The named defendant's second claim is an attempt to remove the allegations of reckless conduct from both counts of the complaint. This is not the role of a motion for summary judgment. Summary judgment may be addressed to a complaint, a counterclaim or a cross complaint. Practice Book § 379. An interlocutory summary judgment may also be granted on the issue of liability even though there is a factual issue as to damages. Practice Book § 385. Summary judgments have also been granted as to entire counts of a complaint or as to an entire special defense, but there is no precedent for a summary judgment as to some of the allegations of liability and damages contained within a count. The allegations of recklessness, tied to the claims of negligence, cannot be removed by summary judgment. There is also a question of fact regarding whether performing an unwanted operation on the dog is, under the circumstances, actionable as reckless conduct.

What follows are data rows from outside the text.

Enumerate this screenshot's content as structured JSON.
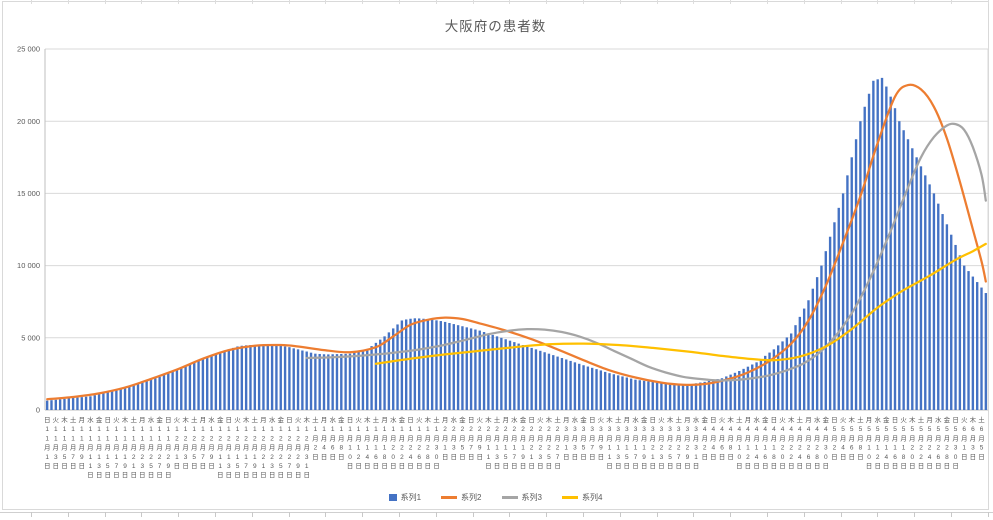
{
  "chart_data": {
    "type": "combo",
    "title": "大阪府の患者数",
    "ylim": [
      0,
      25000
    ],
    "y_tick_labels": [
      "0",
      "5 000",
      "10 000",
      "15 000",
      "20 000",
      "25 000"
    ],
    "grid": true,
    "legend_position": "bottom",
    "x_axis": {
      "note": "daily category axis from 11月1日 to 6月6日, tick labels shown every 2 days, vertical stacked text",
      "tick_labels": [
        [
          "日",
          "11月1日"
        ],
        [
          "火",
          "11月3日"
        ],
        [
          "木",
          "11月5日"
        ],
        [
          "土",
          "11月7日"
        ],
        [
          "月",
          "11月9日"
        ],
        [
          "水",
          "11月11日"
        ],
        [
          "金",
          "11月13日"
        ],
        [
          "日",
          "11月15日"
        ],
        [
          "火",
          "11月17日"
        ],
        [
          "木",
          "11月19日"
        ],
        [
          "土",
          "11月21日"
        ],
        [
          "月",
          "11月23日"
        ],
        [
          "水",
          "11月25日"
        ],
        [
          "金",
          "11月27日"
        ],
        [
          "日",
          "11月29日"
        ],
        [
          "火",
          "12月1日"
        ],
        [
          "木",
          "12月3日"
        ],
        [
          "土",
          "12月5日"
        ],
        [
          "月",
          "12月7日"
        ],
        [
          "水",
          "12月9日"
        ],
        [
          "金",
          "12月11日"
        ],
        [
          "日",
          "12月13日"
        ],
        [
          "火",
          "12月15日"
        ],
        [
          "木",
          "12月17日"
        ],
        [
          "土",
          "12月19日"
        ],
        [
          "月",
          "12月21日"
        ],
        [
          "水",
          "12月23日"
        ],
        [
          "金",
          "12月25日"
        ],
        [
          "日",
          "12月27日"
        ],
        [
          "火",
          "12月29日"
        ],
        [
          "木",
          "12月31日"
        ],
        [
          "土",
          "1月2日"
        ],
        [
          "月",
          "1月4日"
        ],
        [
          "水",
          "1月6日"
        ],
        [
          "金",
          "1月8日"
        ],
        [
          "日",
          "1月10日"
        ],
        [
          "火",
          "1月12日"
        ],
        [
          "木",
          "1月14日"
        ],
        [
          "土",
          "1月16日"
        ],
        [
          "月",
          "1月18日"
        ],
        [
          "水",
          "1月20日"
        ],
        [
          "金",
          "1月22日"
        ],
        [
          "日",
          "1月24日"
        ],
        [
          "火",
          "1月26日"
        ],
        [
          "木",
          "1月28日"
        ],
        [
          "土",
          "1月30日"
        ],
        [
          "月",
          "2月1日"
        ],
        [
          "水",
          "2月3日"
        ],
        [
          "金",
          "2月5日"
        ],
        [
          "日",
          "2月7日"
        ],
        [
          "火",
          "2月9日"
        ],
        [
          "木",
          "2月11日"
        ],
        [
          "土",
          "2月13日"
        ],
        [
          "月",
          "2月15日"
        ],
        [
          "水",
          "2月17日"
        ],
        [
          "金",
          "2月19日"
        ],
        [
          "日",
          "2月21日"
        ],
        [
          "火",
          "2月23日"
        ],
        [
          "木",
          "2月25日"
        ],
        [
          "土",
          "2月27日"
        ],
        [
          "月",
          "3月1日"
        ],
        [
          "水",
          "3月3日"
        ],
        [
          "金",
          "3月5日"
        ],
        [
          "日",
          "3月7日"
        ],
        [
          "火",
          "3月9日"
        ],
        [
          "木",
          "3月11日"
        ],
        [
          "土",
          "3月13日"
        ],
        [
          "月",
          "3月15日"
        ],
        [
          "水",
          "3月17日"
        ],
        [
          "金",
          "3月19日"
        ],
        [
          "日",
          "3月21日"
        ],
        [
          "火",
          "3月23日"
        ],
        [
          "木",
          "3月25日"
        ],
        [
          "土",
          "3月27日"
        ],
        [
          "月",
          "3月29日"
        ],
        [
          "水",
          "3月31日"
        ],
        [
          "金",
          "4月2日"
        ],
        [
          "日",
          "4月4日"
        ],
        [
          "火",
          "4月6日"
        ],
        [
          "木",
          "4月8日"
        ],
        [
          "土",
          "4月10日"
        ],
        [
          "月",
          "4月12日"
        ],
        [
          "水",
          "4月14日"
        ],
        [
          "金",
          "4月16日"
        ],
        [
          "日",
          "4月18日"
        ],
        [
          "火",
          "4月20日"
        ],
        [
          "木",
          "4月22日"
        ],
        [
          "土",
          "4月24日"
        ],
        [
          "月",
          "4月26日"
        ],
        [
          "水",
          "4月28日"
        ],
        [
          "金",
          "4月30日"
        ],
        [
          "日",
          "5月2日"
        ],
        [
          "火",
          "5月4日"
        ],
        [
          "木",
          "5月6日"
        ],
        [
          "土",
          "5月8日"
        ],
        [
          "月",
          "5月10日"
        ],
        [
          "水",
          "5月12日"
        ],
        [
          "金",
          "5月14日"
        ],
        [
          "日",
          "5月16日"
        ],
        [
          "火",
          "5月18日"
        ],
        [
          "木",
          "5月20日"
        ],
        [
          "土",
          "5月22日"
        ],
        [
          "月",
          "5月24日"
        ],
        [
          "水",
          "5月26日"
        ],
        [
          "金",
          "5月28日"
        ],
        [
          "日",
          "5月30日"
        ],
        [
          "火",
          "6月1日"
        ],
        [
          "木",
          "6月3日"
        ],
        [
          "土",
          "6月5日"
        ]
      ]
    },
    "series": [
      {
        "name": "系列1",
        "type": "bar",
        "color": "#4472C4",
        "values": [
          650,
          680,
          710,
          740,
          770,
          800,
          830,
          860,
          890,
          920,
          950,
          1025,
          1100,
          1175,
          1250,
          1325,
          1400,
          1475,
          1550,
          1625,
          1700,
          1800,
          1900,
          2000,
          2100,
          2200,
          2300,
          2425,
          2550,
          2675,
          2800,
          2930,
          3070,
          3200,
          3330,
          3470,
          3600,
          3700,
          3800,
          3900,
          4000,
          4100,
          4200,
          4300,
          4400,
          4450,
          4480,
          4500,
          4500,
          4480,
          4500,
          4520,
          4500,
          4470,
          4450,
          4400,
          4350,
          4270,
          4200,
          4120,
          4050,
          3970,
          3900,
          3880,
          3860,
          3850,
          3860,
          3870,
          3880,
          3890,
          3900,
          3975,
          4050,
          4125,
          4200,
          4425,
          4650,
          4875,
          5100,
          5375,
          5650,
          5925,
          6200,
          6270,
          6320,
          6350,
          6340,
          6320,
          6300,
          6260,
          6210,
          6160,
          6100,
          6025,
          5950,
          5875,
          5800,
          5725,
          5650,
          5575,
          5500,
          5400,
          5300,
          5200,
          5100,
          5000,
          4900,
          4800,
          4700,
          4600,
          4500,
          4400,
          4300,
          4200,
          4100,
          4000,
          3900,
          3800,
          3700,
          3600,
          3500,
          3400,
          3300,
          3200,
          3100,
          3010,
          2920,
          2830,
          2740,
          2640,
          2550,
          2475,
          2400,
          2325,
          2250,
          2175,
          2100,
          2060,
          2020,
          1980,
          1940,
          1890,
          1850,
          1830,
          1810,
          1790,
          1775,
          1760,
          1750,
          1800,
          1850,
          1900,
          1950,
          2010,
          2070,
          2140,
          2200,
          2325,
          2450,
          2575,
          2700,
          2850,
          3000,
          3150,
          3300,
          3525,
          3750,
          3975,
          4200,
          4475,
          4750,
          5025,
          5300,
          5875,
          6450,
          7025,
          7600,
          8400,
          9200,
          10000,
          11000,
          12000,
          13000,
          14000,
          15000,
          16250,
          17500,
          18750,
          20000,
          21000,
          21900,
          22800,
          22900,
          23000,
          22400,
          21700,
          20900,
          20000,
          19375,
          18750,
          18125,
          17500,
          16875,
          16250,
          15625,
          15000,
          14290,
          13570,
          12860,
          12140,
          11430,
          10710,
          10000,
          9620,
          9240,
          8860,
          8480,
          8100
        ]
      },
      {
        "name": "系列2",
        "type": "line",
        "color": "#ED7D31",
        "points": [
          [
            0,
            750
          ],
          [
            6,
            900
          ],
          [
            12,
            1150
          ],
          [
            18,
            1550
          ],
          [
            24,
            2150
          ],
          [
            30,
            2800
          ],
          [
            36,
            3550
          ],
          [
            42,
            4150
          ],
          [
            48,
            4450
          ],
          [
            54,
            4500
          ],
          [
            58,
            4400
          ],
          [
            64,
            4150
          ],
          [
            70,
            4000
          ],
          [
            76,
            4350
          ],
          [
            80,
            5100
          ],
          [
            84,
            5900
          ],
          [
            88,
            6250
          ],
          [
            92,
            6400
          ],
          [
            96,
            6300
          ],
          [
            100,
            6000
          ],
          [
            106,
            5500
          ],
          [
            112,
            4900
          ],
          [
            118,
            4200
          ],
          [
            124,
            3450
          ],
          [
            130,
            2750
          ],
          [
            136,
            2250
          ],
          [
            142,
            1900
          ],
          [
            147,
            1750
          ],
          [
            152,
            1800
          ],
          [
            157,
            2100
          ],
          [
            162,
            2600
          ],
          [
            167,
            3400
          ],
          [
            172,
            4600
          ],
          [
            176,
            6200
          ],
          [
            180,
            8600
          ],
          [
            184,
            11600
          ],
          [
            188,
            14800
          ],
          [
            192,
            18500
          ],
          [
            196,
            21700
          ],
          [
            199,
            22500
          ],
          [
            202,
            22200
          ],
          [
            205,
            21000
          ],
          [
            208,
            18800
          ],
          [
            211,
            15800
          ],
          [
            214,
            12500
          ],
          [
            216,
            10300
          ],
          [
            217,
            8900
          ]
        ]
      },
      {
        "name": "系列3",
        "type": "line",
        "color": "#A5A5A5",
        "points": [
          [
            60,
            3600
          ],
          [
            66,
            3650
          ],
          [
            72,
            3750
          ],
          [
            78,
            3900
          ],
          [
            84,
            4100
          ],
          [
            90,
            4400
          ],
          [
            96,
            4800
          ],
          [
            102,
            5250
          ],
          [
            107,
            5500
          ],
          [
            111,
            5600
          ],
          [
            115,
            5570
          ],
          [
            119,
            5400
          ],
          [
            123,
            5100
          ],
          [
            127,
            4650
          ],
          [
            131,
            4100
          ],
          [
            135,
            3550
          ],
          [
            139,
            3000
          ],
          [
            143,
            2600
          ],
          [
            147,
            2300
          ],
          [
            151,
            2150
          ],
          [
            155,
            2050
          ],
          [
            159,
            2080
          ],
          [
            163,
            2200
          ],
          [
            167,
            2400
          ],
          [
            171,
            2750
          ],
          [
            175,
            3250
          ],
          [
            179,
            4100
          ],
          [
            183,
            5400
          ],
          [
            187,
            7200
          ],
          [
            191,
            9600
          ],
          [
            195,
            12400
          ],
          [
            199,
            15400
          ],
          [
            202,
            17500
          ],
          [
            205,
            18900
          ],
          [
            208,
            19700
          ],
          [
            210,
            19800
          ],
          [
            212,
            19400
          ],
          [
            214,
            18200
          ],
          [
            216,
            16300
          ],
          [
            217,
            14500
          ]
        ]
      },
      {
        "name": "系列4",
        "type": "line",
        "color": "#FFC000",
        "points": [
          [
            76,
            3200
          ],
          [
            84,
            3550
          ],
          [
            92,
            3850
          ],
          [
            100,
            4100
          ],
          [
            108,
            4350
          ],
          [
            116,
            4550
          ],
          [
            124,
            4600
          ],
          [
            132,
            4500
          ],
          [
            140,
            4300
          ],
          [
            148,
            4050
          ],
          [
            156,
            3750
          ],
          [
            162,
            3550
          ],
          [
            168,
            3450
          ],
          [
            174,
            3700
          ],
          [
            180,
            4400
          ],
          [
            186,
            5600
          ],
          [
            192,
            7100
          ],
          [
            198,
            8300
          ],
          [
            204,
            9300
          ],
          [
            210,
            10400
          ],
          [
            214,
            11000
          ],
          [
            217,
            11500
          ]
        ]
      }
    ]
  }
}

At the time of the trial it is unlikely that the plaintiffs will be able to recover, as an element of damages, any alleged emotional distress they may have experienced as a result of the surgery on their dog. In Maloney v. Conroy, 208 Conn. 392, 402, 545 A.2d 1059 (1988), the Supreme Court recently held that there can be no bystander emotional disturbance claims arising from medical malpractice on another person. There is no reason to believe that malpractice on the family pet will receive higher protection than malpractice on a child or spouse. The emotional distress claim is buried among other allegations of negligence and damages in the complaint, however, and for the reason discussed above, cannot be excised from the complaint by way of a motion for summary judgment. The same problem exists with respect to the claim of financial loss to the plaintiffs owing to their inability to breed the dog. Neither party has produced any Connecticut law on this issue, and the named defendant has not shown that he is entitled to judgment as a matter of law at this time. Accordingly, it would be academic for the court to resolve the proper elements of damages for injury to the dog at this time. Damages are generally limited to the market value of the dog, although other damages are sometimes allowed. See 1 A.L.R.3d 997.